| HN Mirror

Y	Hacker News new \| ask \| show \| jobs

by crazygringo 1041 days ago

But as that linked guide explains, that's only relevant for sites with e.g. over a million pages changing once a week.

That's for stuff like large e-commerce sites with constantly changing product info.

Google is clear that if your content doesn't change often (in the way that news articles don't), then crawl budget is irrelevant.

3 comments

snowwrestler 1041 days ago

Google crawls the entire page, not just the subset of text that you, a human, recognize as the unchanged article.

It’s easy to change millions of pages once a week with on-load CMS features like content recommendations. Visit an old article and look at the related articles, most read, read this next, etc widgets around the page. They’ll be showing current content, which changes frequently even if the old article text itself does not.

link

crazygringo 1040 days ago

I'm pretty sure Google is smart enough to recognize the main content of a page, and ignore things like widgets and navigation. That's Search Engine 101.

link

snowwrestler 1040 days ago

Yes, of course, but that analysis happens after the content has been visited by the bot. It’s still a visit, and still hits the “crawl budget.”

link

lostmsu 1040 days ago

So they should stop doing this on pages that they are deleting now.

link

linkjuice4all 1041 days ago

It’s possible they examined the server logs for requests from GoogleBot and found it wasting time on old content (this was not mentioned in the article but would be a very telling data point beyond just “engagement metrics”).
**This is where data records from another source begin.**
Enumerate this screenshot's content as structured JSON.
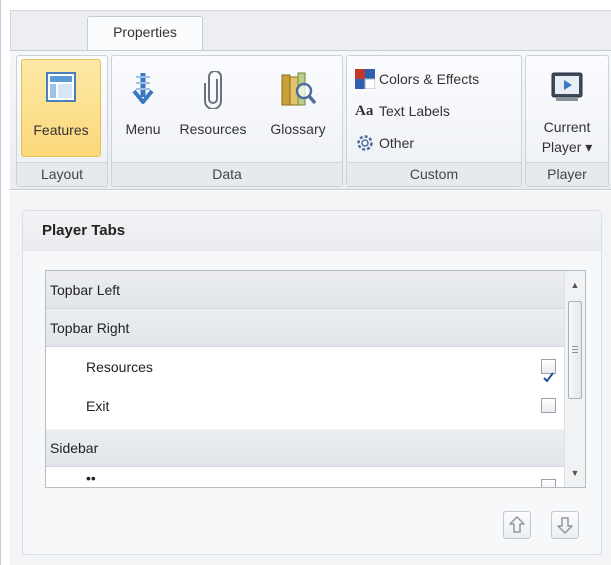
{
  "ribbon": {
    "tab_label": "Properties",
    "groups": {
      "layout": {
        "label": "Layout",
        "features": "Features"
      },
      "data": {
        "label": "Data",
        "menu": "Menu",
        "resources": "Resources",
        "glossary": "Glossary"
      },
      "custom": {
        "label": "Custom",
        "colors": "Colors & Effects",
        "text_labels": "Text Labels",
        "other": "Other"
      },
      "player": {
        "label": "Player",
        "current_player_line1": "Current",
        "current_player_line2": "Player ▾"
      }
    }
  },
  "panel": {
    "title": "Player Tabs",
    "rows": [
      {
        "label": "Topbar Left",
        "type": "group"
      },
      {
        "label": "Topbar Right",
        "type": "group"
      },
      {
        "label": "Resources",
        "type": "item",
        "checked": true
      },
      {
        "label": "Exit",
        "type": "item",
        "checked": false
      },
      {
        "label": "Sidebar",
        "type": "group"
      },
      {
        "label": "••",
        "type": "item",
        "checked": false
      }
    ]
  },
  "colors": {
    "accent_selected": "#fbd87a",
    "check_mark": "#2b4e9b"
  },
  "icons": {
    "features": "layout-icon",
    "menu": "menu-arrow-icon",
    "resources": "paperclip-icon",
    "glossary": "books-magnifier-icon",
    "colors": "color-swatch-icon",
    "other": "gear-icon",
    "current_player": "player-icon",
    "move_up": "arrow-up-icon",
    "move_down": "arrow-down-icon"
  }
}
There’s some methodology to trying to direct Google crawls to certain sections of the site first - but typically Google already has a lot of your URLs indexed and it’s just refreshing from that list.

link

codedokode 1041 days ago

To determine whether content changes Google has to spend budget as well, hasn't it? So it has to fetch that 20-years old article.

link

throw0101a 1041 days ago

> So it has to fetch that 20-years old article.

It doesn't have to fetch every article (statical sampling can give confidence intervals), and it doesn't have to fetch the full article: doing a "HEAD /" instead of a "GET /" will save on bandwidth, and throwing in ETag / If-Modified-Since / whatever headers can get the status of an article (200 versus 304 response) without bother with the full fetch.

link

voramok 1041 days ago

There’s an obvious way this can be exploited. Bait and switch.

link

strken 1041 days ago

If the content is literally the same, the crawler should be able to use If-Modified-Since, right? It still has to make a HTTP request, but not parse or index anything.

link

codedokode 1041 days ago

If the content is dynamic (e.g. a list of popular articles in a sidebar has changed), then the page will be considered "updated".

link

wise_young_man 1041 days ago

This is not correct. It’s up to the server, controlled by the application to send that or other headers. Similar to sending a <title> tag. The headers take priority and similar to what another person said they will do a HEAD request first and not bother with a GET request for the content.

link